Examinations by the inventors of the present invention have learned that measurement and control of pattern dimensions by the use of an electronic microscope exclusive for the measurement (length measuring SEM) is generally conducted today in the semiconductor manufacturing processes. The measurement of pattern dimensions has been automated by applying image processing technologies to acquired images of the length measuring SEM, and therefore, expert skills of operators have become unnecessary, and measurement variance due to the individual differences has been decreased. Objectives of such pattern measurement are mostly patterns of a resist, an insulating film, polysilicon and the like, and the width of wire, diameters of circular holes and so forth are measured.
An example of the measurement techniques is shown in FIGS. 14A, 14B and 14C. Image signals of the SEM is changed according to the pattern shapes and materials, and they shine brightly especially at edge portions of a pattern. FIG. 14 shows an example of processing a signal waveform of a wire shape pattern. In the signal waveform, two peaks with large signal amounts correspond to edge portions of the wire, and the edge positions are defined in the manner as shown in FIG. 14 so as to measure the dimensions of the objective pattern. The technique of FIG. 14A is a method to detect the maximum inclined position of a peak (maximum gradient method), FIG. 14B shows a threshold method to detect an edge position by the use of a specified threshold value (th), and FIG. 14C shows a linear approximation method in which a straight line is applied to an edge portion and a base portion and a point of intersection therebetween is detected.
In the prior dimension measurement method using the SEM images and image processing technologies as described above, peaks and positions of image signal waveforms and signal amounts or changes thereof are used to determine the positions to be measured. However, in these techniques, it is not possible to precisely grasp which portion an actually measured dimension corresponds to in an actual cross section (a top portion, a bottom portion or other of the pattern). Especially, in the case where a cross-sectional shape of the pattern changes, errors in dimensions to be measured become different depending on the cross-sectional shape of the pattern, which has been a problem with the prior art.
FIG. 15 shows an example of influences that the changes in cross-sectional shapes of the pattern give to the measurement, practiced in 2002 by Villarrubia et al. (Scanning electron microscope analog of scatterometry”, Proc. SPIE 4689, pp. 304-312). FIG. 15 shows an example of simulation illustrating the case where dimensions are measured by the threshold method (threshold value 50%), in which errors at the measured position and the actual bottom position in the cross section are different between the case where a pattern sidewall is vertical (left side of FIG. 15) and the case where it is inclined (right side of FIG. 15). Such positional difference comes from the fact that the measurement algorithm in the prior length measuring SEM does not consider how a signal waveform changes according to the differences of pattern cross-sectional shapes.
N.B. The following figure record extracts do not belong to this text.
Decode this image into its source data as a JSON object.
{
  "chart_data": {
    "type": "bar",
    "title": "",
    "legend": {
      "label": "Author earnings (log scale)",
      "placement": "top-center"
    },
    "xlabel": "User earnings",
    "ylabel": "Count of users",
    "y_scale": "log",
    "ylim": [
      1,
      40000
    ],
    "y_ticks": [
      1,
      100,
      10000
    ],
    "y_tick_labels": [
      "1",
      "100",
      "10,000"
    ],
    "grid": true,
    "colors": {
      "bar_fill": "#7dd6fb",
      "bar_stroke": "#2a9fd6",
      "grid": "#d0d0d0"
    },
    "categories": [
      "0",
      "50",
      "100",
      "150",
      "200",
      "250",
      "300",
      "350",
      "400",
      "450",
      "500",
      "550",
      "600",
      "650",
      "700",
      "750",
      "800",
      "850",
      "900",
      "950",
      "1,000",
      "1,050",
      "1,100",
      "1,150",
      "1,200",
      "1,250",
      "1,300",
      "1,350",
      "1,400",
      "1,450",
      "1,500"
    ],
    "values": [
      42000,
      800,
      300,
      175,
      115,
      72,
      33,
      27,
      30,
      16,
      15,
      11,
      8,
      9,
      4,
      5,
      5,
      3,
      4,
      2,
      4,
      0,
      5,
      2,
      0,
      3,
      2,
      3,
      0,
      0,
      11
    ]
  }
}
FIG. 16 shows relationships between the tilt angle of the pattern sidewall (horizontal axis of FIG. 16) and pattern dimension measurement errors (vertical axis of FIG. 16) by various image processing algorithms (max. Deriv., Regressiont, Sigmoid, Model-Based Lib.), and illustrates that the measurement errors change depending on cross-sectional shapes of the pattern and the algorithms. Along with the scaling down in the semiconductor manufacturing processes, influences that the measurement errors according to the pattern shapes give to the process control have become more and more significant. Therefore, it is necessary to solve such errors and realize dimension measurement with small errors. Further, for the achievement of higher precision in the process, it is required not only to realize the dimension measurement with small errors but also to realize the quantitative evaluations of errors in cross-sectional shapes as shown in FIG. 15.
In other words, as a technology for solving the technical problem concerning FIG. 15, Villarrubia et al. have proposed a measurement method using an electron beam simulation. This is a method in which signal waveforms in which errors in the cross section of the pattern are taken into consideration are generated by an electron beam simulation and thereby creating libraries, and the signal waveforms of actual SEM are compared with the waveforms in the libraries, and an actual cross-sectional shape of the pattern is estimated from similar waveforms, and then, the correct dimensions are calculated. The Model-Based Lib. in FIG. 16 is the evaluation result of the measurement errors, and a more precise measurement than other techniques can be achieved. In this way, by this technique, it is possible to reduce the measurement errors due to the cross-sectional shapes and to evaluate the cross-sectional shapes. However, it is required to prepare in advance the signal waveforms of SEM to various cross-sectional shapes as libraries. For highly precise measurement, it is necessary to prepare the libraries having a sufficient amount of data. As a result, the amount of data will become enormous and it will take much time to prepare libraries. Furthermore, in the measurement, the prepared waveforms must be compared with actual waveforms, and therefore, calculations take much more time than conventional measurement techniques. The present invention is one of other measurement techniques that requires relatively small calculation amount than the technique of them.